Tyson: Demand for protein improving
Representatives of Tyson Foods Inc. told investors at the BMO Capital Markets 2011 Farm to Market Conference that sales of chicken, beef and pork improved in the past two weeks as the weather turned warm. Donnie Smith, Tyson’s president and CEO, and Noel White, senior group vice president of Tyson Fresh Meats, were presenters at the conference. “We are happy with the improvement in demand we’ve seen following a cold, wet April,” Smith said. Because beef and pork pricing are strong, many retailers and food service operators are likely to feature chicken this summer, he added. According to White, a key factor driving price is the amount of protein available to U.S. consumers. According to U.S. Department of Agriculture (USDA) figures, protein supply has declined the past three years and is projected to decline again in 2011—an unusual trend. Strong exports have contributed to that trend. “Exports, along with production efficiencies and value-added programs, are driving our earnings,” White said. Going forward, he does not see major changes in the solid fundamentals of beef and pork. “The outlook is bright,” he concluded.
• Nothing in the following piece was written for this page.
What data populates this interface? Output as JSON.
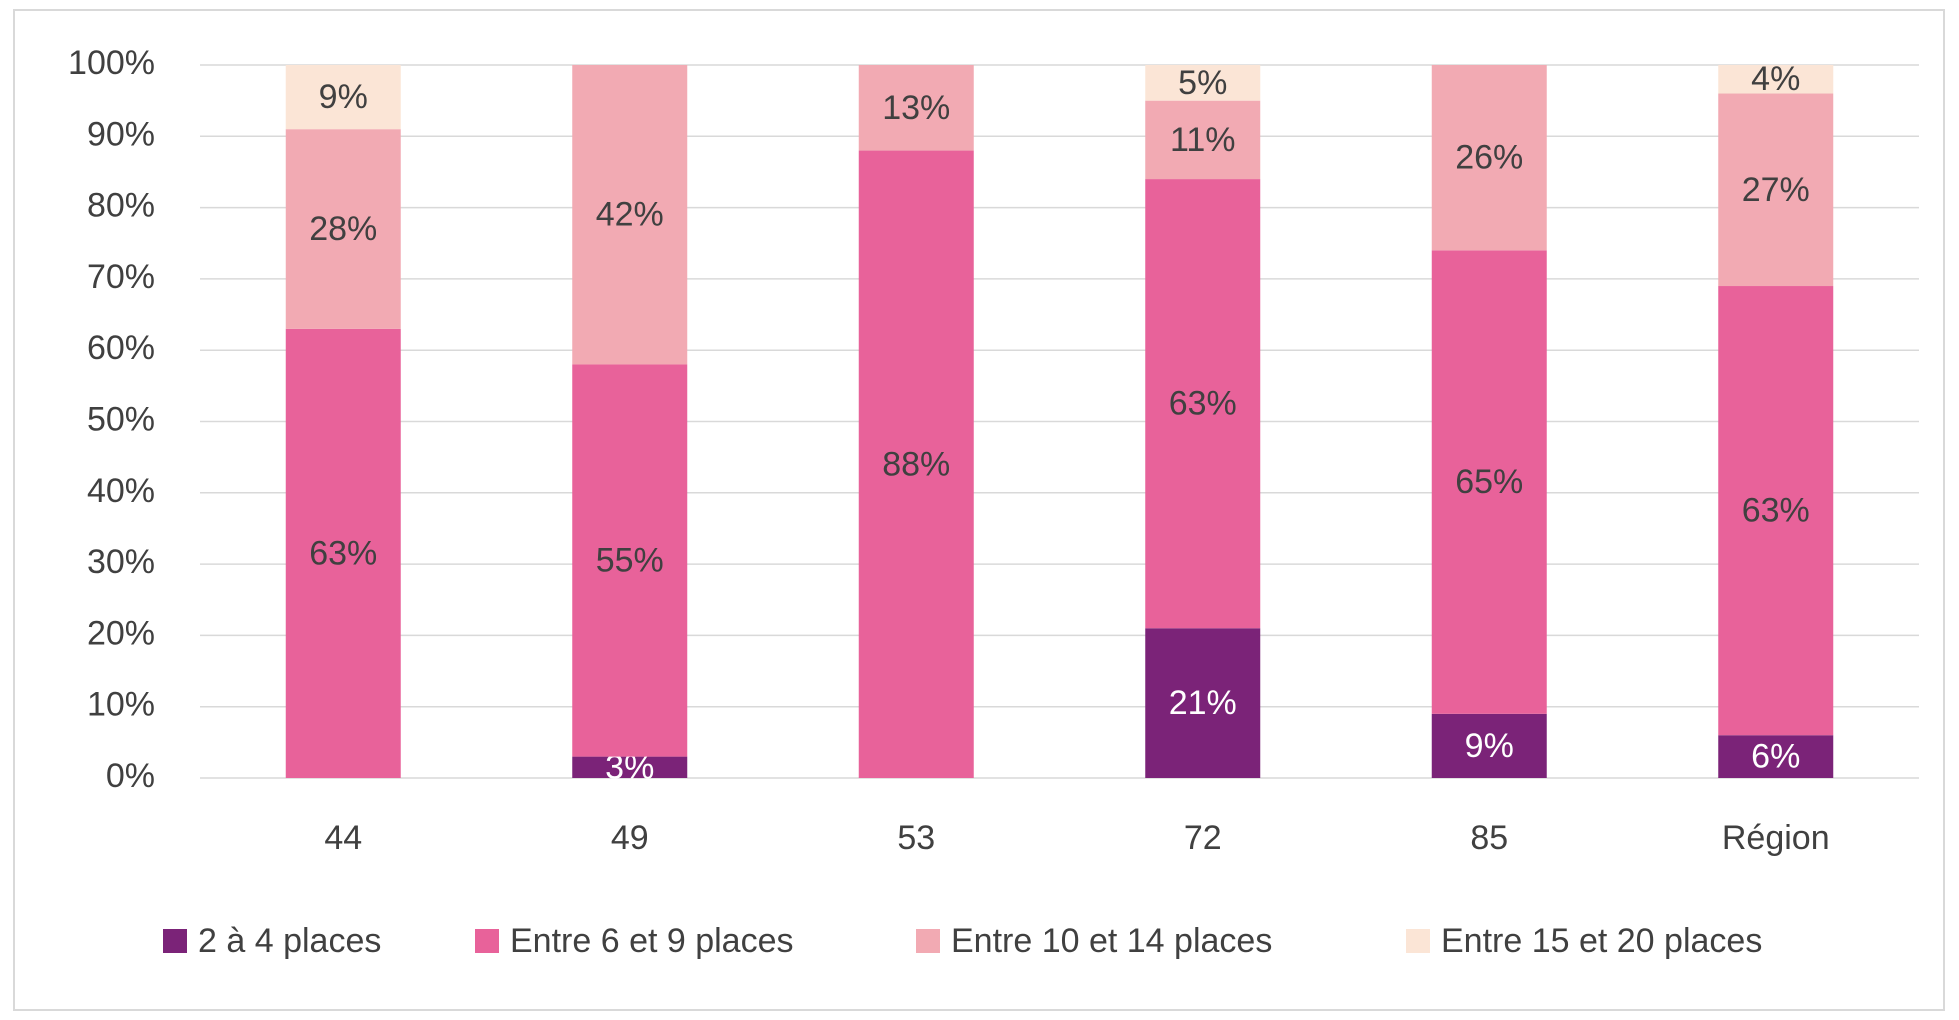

Beef export trends continue
U.S. beef exports for 2011 are forecast at 2.48 billion pounds, 8-percent growth above 2010. First-quarter exports were 32 percent above year-earlier levels. Exports in the second quarter are expected to be about 11 percent higher year-over-year. Growth is expected to taper in the third quarter and should fall below yearearlier levels in the fourth quarter as U.S. beef supplies continue to become tighter. Much of this year’s export growth continues to stem from U.S. beef export markets in Asia. First-quarter exports to South Korea and Japan were 194 and 63 percent higher than in 2010, respectively, and exports to Hong Kong were 64 percent higher. U.S. beef exports to Taiwan and Vietnam thus far in the year have been below year-earlier levels—for Taiwan, due to increased inspections in that country for specific meat residues. First-quarter U.S. beef exports to Russia have also been strong for the beginning of the year—27 percent above 2010 levels during the same period. U.S. beef exports for 2012 are forecast at 2.45 billion pounds, only fractionally lower than the current year’s forecast. Although total U.S. beef supplies will be about 4 percent lower in 2012, strong international demand for beef is expected to maintain elevated U.S. beef export levels.
USDA resumes slaughter data reports
The computer problems that had interfered with USDA’s reporting of slaughter data have been resolved, according to the agency. Last week, a spokesperson said that the data stream, which analysts use to calculate a variety of supply and demand information, was restored and that further problems with the data in the future are not expected. A number of market analysts said that the interruption in USDA slaughter data could pose problems for determining protein production and consumer supply and demand if it was not quickly restored.
AMI applauds E-Verify changes
The American Meat Institute (AMI) applauded proposed changes in the current E-Verify worker identification program included in measures President Obama announced last week as part of comprehensive immigration reform. “AMI has supported the E-Verify program and has advocated for improvements to strengthen the system. We are encouraged by the president’s recent statements to improve this important tool and we look forward to continuing our work with the administration on this issue,” said AMI President and CEO J. Patrick Boyle in a statement. Some of the proposed changes include: requiring mandatory use of the system, phased in over several years; increasing civil penalties for employers who knowingly hire unauthorized workers; providing clearer criminal provisions and more comprehensive penalties for fraudulent use or acquisition of a Social Security card ; and piloting the development of a biometric identifier that could be potentially used for employment verification in the future.
Alliance to Feed the Future gains support
American Farmers for the Advancement and Conservation of Technology (AFACT) has joined the Alliance to Feed the Future to help tell the story of modern farming from the heart of the family farmer. AFACT is comprised of farm families from across the country that seek to help all participants in the food chain to understand the benefits of technology used to produce affordable food with minimal impact on the environment. Misperceptions about how food is produced on modern farms are common, and AFACT farmers want consumers to have access to fact-based information that provides peace of mind about how today’s food is produced. The Alliance currently has 63 members and continues to grow. All sectors of the food value chain have come together in the alliance—including professional societies, commodity groups, farmer organizations, industry and academia. Membership in the Alliance will help multiply the effects of their individual and joint efforts to tell the true and balanced story of modern food production.